Kartini Sering mengirim surat dan bertukar cerita dengan sahabat-sahabatnya
yang merupakan orang-orang Belanda. Di dalam surat yang ditulis oleh kartini,
ia menceritakjan berbagai macam hal seperti kegelisahannya mengenai situasi
sosial, adat, dan kultur yang mengekang bumi putra untuk mendapatkan pendidikan
yang layak. Sebagian besar surat-suratnya berisi tentang pendapatnya mengenai
perempuan yang mempunyai peran besar dalam memajukan perdaban dunia dan
ketertarikannya dengan gerakan-gerkan emansipasi eropa.

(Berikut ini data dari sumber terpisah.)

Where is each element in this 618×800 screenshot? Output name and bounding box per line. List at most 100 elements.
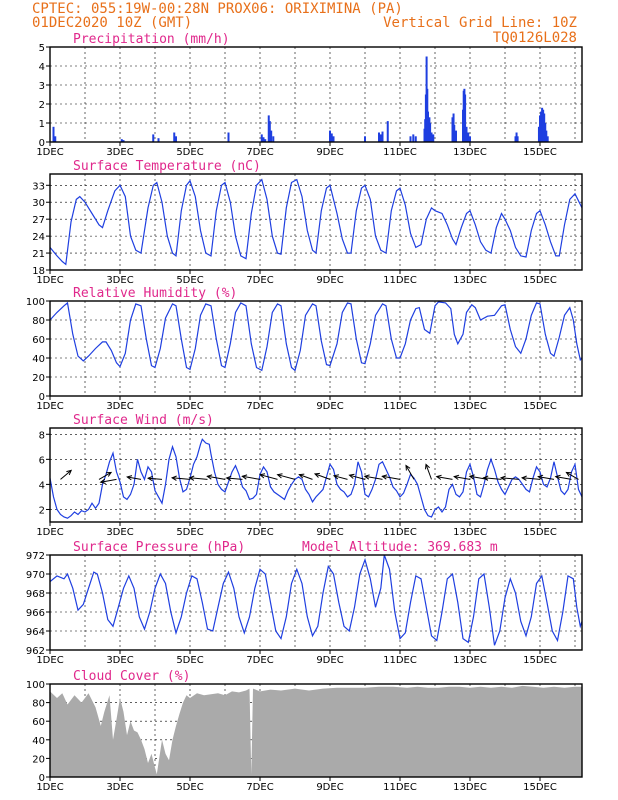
precipitation-bar (330, 133, 333, 142)
precipitation-bar (381, 131, 384, 142)
cloud-cover-panel: 0 20 40 60 80 100 1DEC 3DEC 5DEC 7DEC 9DEC 11DEC 13D… (26, 669, 583, 793)
cloud-cover-title: Cloud Cover (%) (73, 669, 190, 684)
precipitation-ytick-label: 1 (39, 119, 45, 130)
wind-wind-head (276, 473, 283, 479)
wind-ytick-label: 8 (39, 430, 45, 441)
wind-wind-head (206, 474, 213, 480)
humidity-title: Relative Humidity (%) (73, 286, 237, 301)
temperature-xtick-label: 15DEC (523, 275, 557, 286)
precipitation-bar (262, 137, 265, 142)
precipitation-bar (467, 132, 470, 142)
wind-xtick-label: 15DEC (523, 527, 557, 538)
wind-wind-head (241, 474, 248, 480)
precipitation-bar (464, 94, 467, 142)
cloud-cover-ytick-label: 0 (39, 773, 45, 784)
wind-wind-vector (453, 474, 471, 480)
humidity-xtick-label: 11DEC (383, 401, 417, 412)
temperature-ytick-label: 33 (32, 181, 45, 192)
precipitation-bar (175, 136, 177, 142)
wind-wind-vector (405, 464, 415, 480)
wind-wind-shaft (522, 477, 541, 480)
precipitation-xtick-label: 3DEC (106, 147, 133, 158)
precipitation-bar (543, 113, 546, 142)
wind-wind-vector (146, 475, 163, 482)
wind-wind-shaft (483, 477, 502, 480)
temperature-ytick-label: 30 (32, 198, 45, 209)
pressure-ytick-label: 970 (26, 570, 45, 581)
wind-wind-vector (126, 475, 142, 481)
wind-wind-vector (554, 474, 572, 480)
temperature-ytick-label: 24 (32, 232, 45, 243)
precipitation-xtick-label: 1DEC (36, 147, 63, 158)
pressure-ytick-label: 966 (26, 608, 45, 619)
humidity-xtick-label: 7DEC (246, 401, 273, 412)
wind-wind-head (313, 472, 320, 478)
wind-wind-head (537, 474, 544, 480)
humidity-panel: 0 20 40 60 80 100 1DEC 3DEC 5DEC 7DEC 9DEC 11DEC 13D… (26, 286, 583, 412)
wind-xtick-label: 13DEC (453, 527, 487, 538)
wind-wind-head (425, 463, 430, 470)
precipitation-bar (120, 139, 123, 142)
wind-wind-shaft (566, 471, 579, 480)
temperature-ytick-label: 27 (32, 215, 45, 226)
cloud-cover-xtick-label: 13DEC (453, 782, 487, 793)
precipitation-bar (465, 126, 468, 142)
wind-wind-shaft (333, 475, 348, 480)
humidity-xtick-label: 3DEC (106, 401, 133, 412)
precipitation-xtick-label: 5DEC (176, 147, 203, 158)
wind-wind-vector (170, 475, 191, 481)
pressure-title: Surface Pressure (hPa) (73, 540, 245, 555)
wind-wind-head (225, 475, 232, 482)
wind-wind-shaft (501, 477, 520, 480)
wind-wind-shaft (60, 470, 72, 480)
pressure-xtick-label: 1DEC (36, 655, 63, 666)
precipitation-bar (453, 124, 456, 142)
wind-line (49, 438, 583, 519)
wind-xtick-label: 1DEC (36, 527, 63, 538)
wind-wind-shaft (127, 476, 142, 480)
precipitation-bar (267, 115, 270, 142)
wind-wind-vector (435, 474, 453, 480)
wind-xtick-label: 7DEC (246, 527, 273, 538)
pressure-xtick-label: 5DEC (176, 655, 203, 666)
temperature-ytick-label: 18 (32, 266, 45, 277)
wind-wind-vector (206, 474, 226, 480)
wind-wind-shaft (555, 476, 572, 480)
wind-wind-head (348, 473, 355, 479)
wind-wind-vector (313, 472, 331, 480)
pressure-ytick-label: 968 (26, 589, 45, 600)
pressure-panel: 962 964 966 968 970 972 1DEC 3DEC 5DEC 7DEC 9DEC 11… (26, 540, 583, 666)
precipitation-xtick-label: 11DEC (383, 147, 417, 158)
wind-wind-shaft (100, 478, 117, 483)
wind-wind-head (188, 475, 195, 481)
cloud-cover-xtick-label: 15DEC (523, 782, 557, 793)
wind-wind-head (363, 474, 370, 480)
wind-wind-shaft (436, 476, 453, 480)
temperature-ytick-label: 21 (32, 249, 45, 260)
precipitation-bar (451, 117, 454, 142)
pressure-xtick-label: 11DEC (383, 655, 417, 666)
precipitation-bar (430, 132, 433, 142)
wind-wind-shaft (189, 477, 208, 480)
precipitation-bar (227, 132, 230, 142)
wind-xtick-label: 11DEC (383, 527, 417, 538)
wind-wind-shaft (425, 464, 432, 480)
wind-wind-vector (241, 474, 261, 480)
precipitation-bar (264, 139, 267, 142)
wind-wind-head (99, 478, 106, 484)
wind-wind-vector (363, 474, 383, 480)
model-code: TQ0126L028 (493, 30, 577, 46)
wind-wind-shaft (454, 476, 471, 480)
station-header: CPTEC: 055:19W-00:28N PROX06: ORIXIMINA … (32, 1, 403, 17)
humidity-xtick-label: 15DEC (523, 401, 557, 412)
precipitation-bar (539, 115, 541, 142)
wind-wind-head (520, 475, 527, 481)
pressure-annotation: Model Altitude: 369.683 m (302, 540, 498, 555)
wind-wind-shaft (172, 477, 191, 480)
wind-wind-head (66, 469, 73, 476)
temperature-xtick-label: 11DEC (383, 275, 417, 286)
temperature-xtick-label: 13DEC (453, 275, 487, 286)
precipitation-bar (516, 136, 519, 142)
precipitation-bar (152, 134, 155, 142)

Di dalam suratnya,
Kartini juga menceritakan keprihatinannya mengenai buta huruf yang dialami
perempuan karena tidak tersedianya pendidikan yang tinggi dan pantas bagi
perempuan.
Kartini berpendapat bahwa
pendidikan perempuan merupakan pendidikan yang sudah seharusnya diterima oleh
perempuan tidak peduli kaya, miskin, status social, ras, dan juga yang lain.
Bukan hanya laki-laki saja yang dapat menempuh pendidikan setinggi mungkin,
perempuan juga berhak dan bisa menempuh pendidikan yang mereka inginkan.
Konsep pendidikan untuk
perempuan yang diajukan Kartini didasarkan pada kisah perjalanan hidup dan
pandangan terhadap lingkungan dan kehidupan ia alami. Kartini merupakan salah
seorang perempuan yang memiliki kecerdasan dan pendidikan yang layak, sehingga
ioa memiliki suatu pemikiran bahwa hal yang sangat penting bagi orang adalah
pendidikan karena pendidikan berperan penting dalam memajukan bangsa dan
negara. Kartini yang mengalami banyak hal dalam menjalani pendidikannya membuat
ia memiliki tekad yang kuat untuk mengubah pendangan semua oran akan
pentinganya pendidikan.
Kartini dan adiknya Rukmini
pada tahun 1903 membuka sekolah. Mula-mula muridnya hanya 9 orang, sedikit demi
sedikit muridnya bertambah. Materi yang diajarkan berupa membaca, menulis,
menjahit, merenda, dan sebagainya seperti konsep pendidikan yang digagas
Kartini tanpa melibatkan kurikulum pemerintah, Karen tujuan Kartini bukan hanya
memberikan pendidikan umum saja melainkan pula pendidikan budi pekerti. Sekolah
Kartini juga di buka di Rembang setelah Kartini menikah dan mengikuti suaminya.
Namun pada akhirnya sekolah Kartini harus dibubarkan karena kekurangan dana
finansial.
Referensi:
Maulana, Y. P. (2020, April 21). TribunManado.com. RA
Kartini Meninggal Usia Muda 25 Tahun, 30 Menit Masih Segar Bugar, Anak Baru 4
Hari, pp. 1-4.
Muthoifin, M. A. (2017). Profetika. PEMIKIRAN RADEN
AJENG KARTINI TENTANG PENIDIDKAN PEREMPUAN DAN RELEVANSINYA TERHADAP
PENIDIDIKAN ISLAM, 36-47.
Tia Amanda Pratiwi MD, H. (2021). EDUKATIF: JURNAL ILMU PENDIDIKAN. Pemikiran Kartini Mengenai Pendidikan Perempuan, 562-568.